First time at Main Street Music in Manayunk. Awesome store, does a great job of bridging the young XPN demographic and the old XPN demographic.

5.3.10

You're Allowed to Have It

One of my favorite ever comedians, Paul F. Tompkins, did this HBO special about beer a long time ago.

4.3.10

Akin to being inside of an armpit

It's really weird watching the late-David Foster Wallace read an essay of his that I just finished.


Yeah I'm done for the day

...because I was retweeted by @nprfreshair.
 
This was in reference, by the way, for their call to tweeters to come up with their own NPR names.

3.3.10

John Crodian Dispatch

Text from John just now:
"It's 2010 and people in my English 295 class are doing bad Eric Cartman impressions."

Shiny Adidas Tracksuits

I just realized I have to figure out what I'm going to do next semester.

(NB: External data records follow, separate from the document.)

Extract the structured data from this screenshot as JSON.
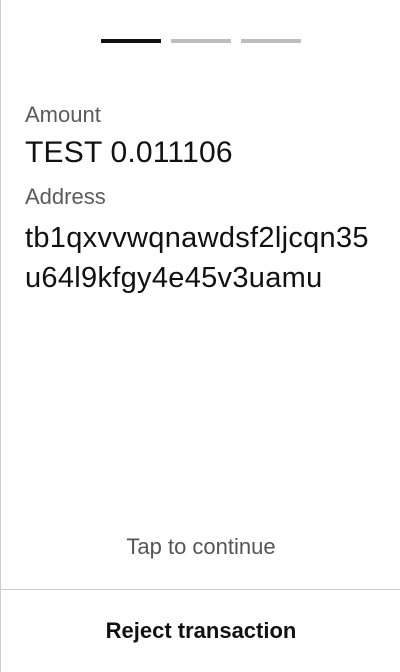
{
  "progress": {
    "total_steps": 3,
    "current_step": 1
  },
  "fields": {
    "amount_label": "Amount",
    "amount_value": "TEST 0.011106",
    "address_label": "Address",
    "address_value": "tb1qxvvwqnawdsf2ljcqn35u64l9kfgy4e45v3uamu"
  },
  "actions": {
    "continue_label": "Tap to continue",
    "reject_label": "Reject transaction"
  },
  "colors": {
    "active_step": "#111111",
    "inactive_step": "#bdbdbd",
    "label_text": "#5b5b5b",
    "value_text": "#111111",
    "divider": "#cfcfcf"
  }
}
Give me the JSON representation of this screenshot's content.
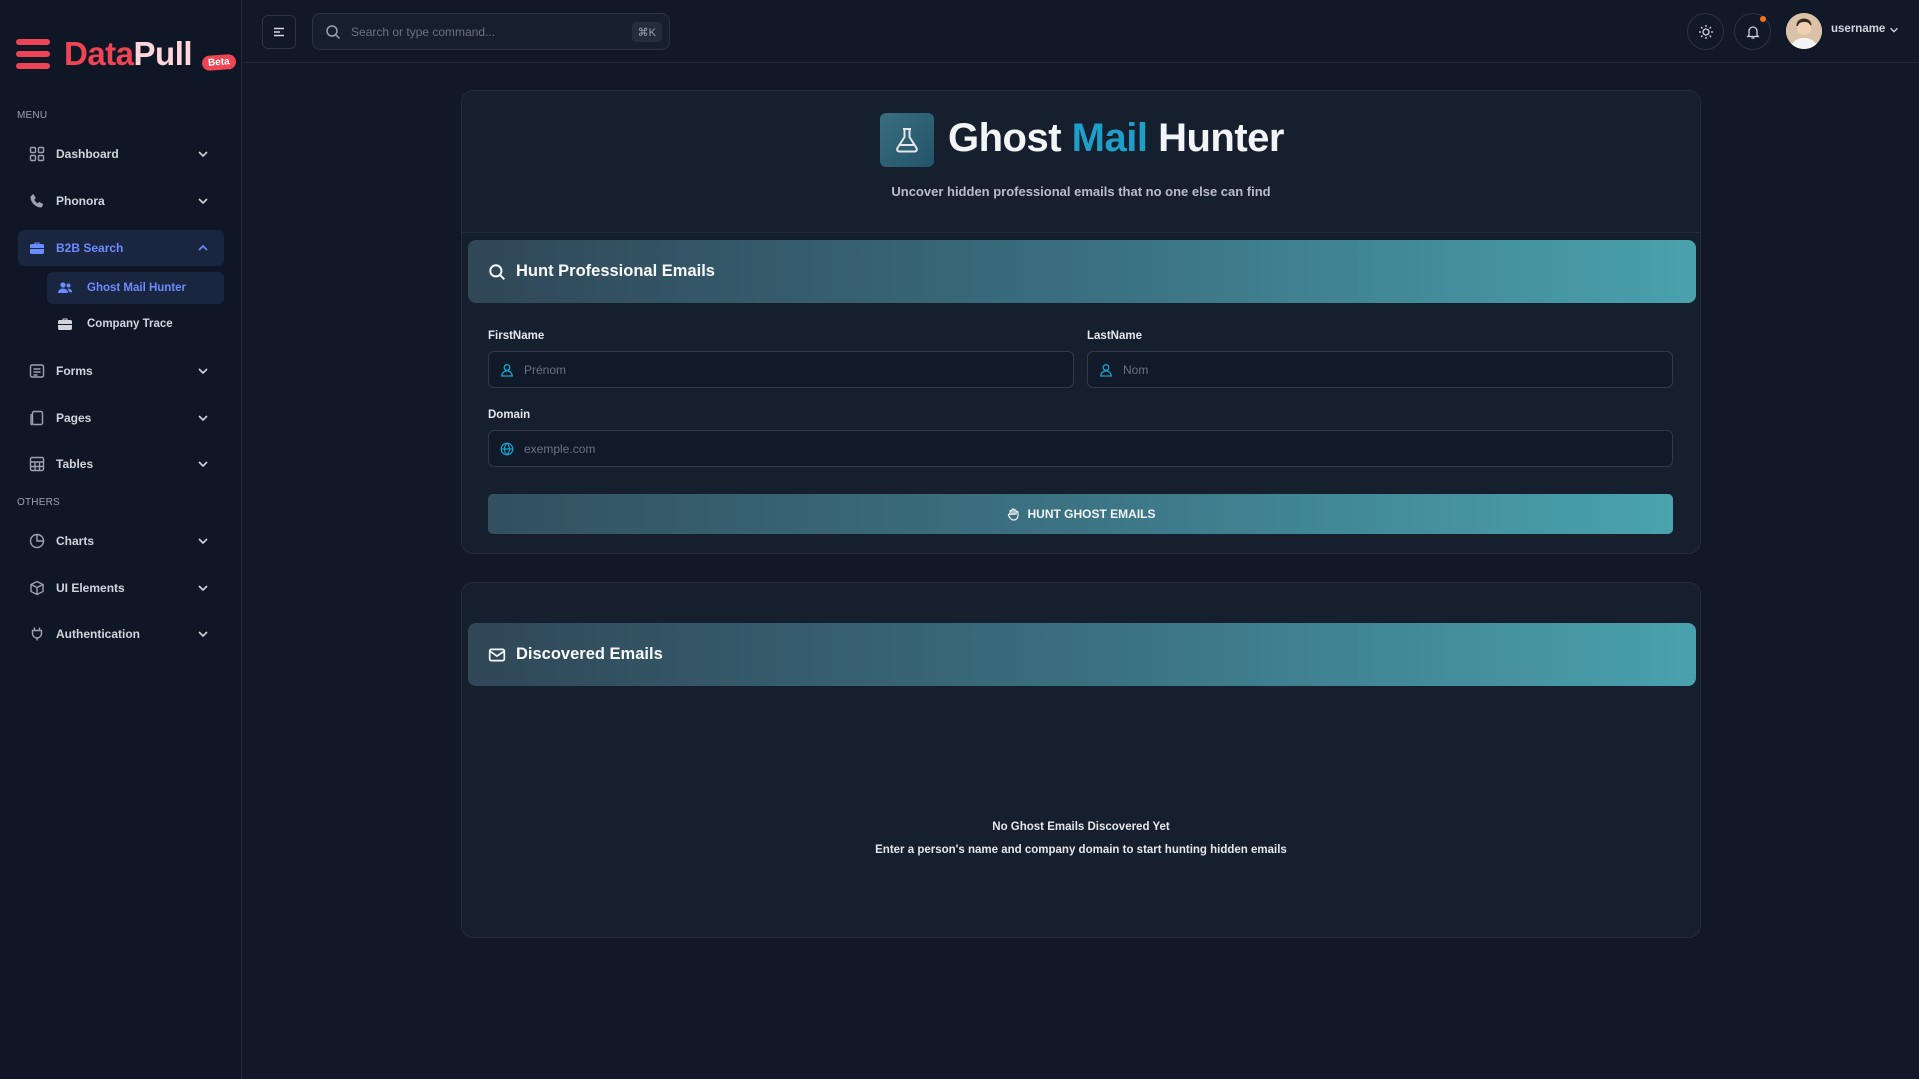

I don't really know what the next step is... I'm going to have to meet with an adviser soon and pick out my fucking classes. I don't think I want to think about the fall just yet. Might apply for capital semester in Harrisburg just so they can make a plan for me. I wish Might Magazine were still around. I'd have my decision: I'd be in San Francisco in a beat, dude.


1.3.10

A Poem

I felt better today and I think I'm indebted to my commute-and-pre-class-listening: Andrew W.K. and Loudoun Wainwright III.  I also got a monthy Zone 3 Trailpass which I'm super stoked about! If I'm not going anywhere in life, at least I can go anywhere on SEPTA (within 3 zones, including buses, subways, NHSL, Trolleys etc.)

A Poem:

The conquest will survive.

The more that you can give it, then the more it will be
And if you do not have it, you can take it from me.
All we ever wanted was a thing to believe,
And now that we have found it, we have all that we need.

The more that you can give it, then the more it will be
And if you do not have it, you can take it from me.
All we ever wanted was a thing to believe,
And now that we have found it, we have all that we need.

We have found our pride.

Andrew Wilkes Krier


(Remember this on days that lack that extra something.)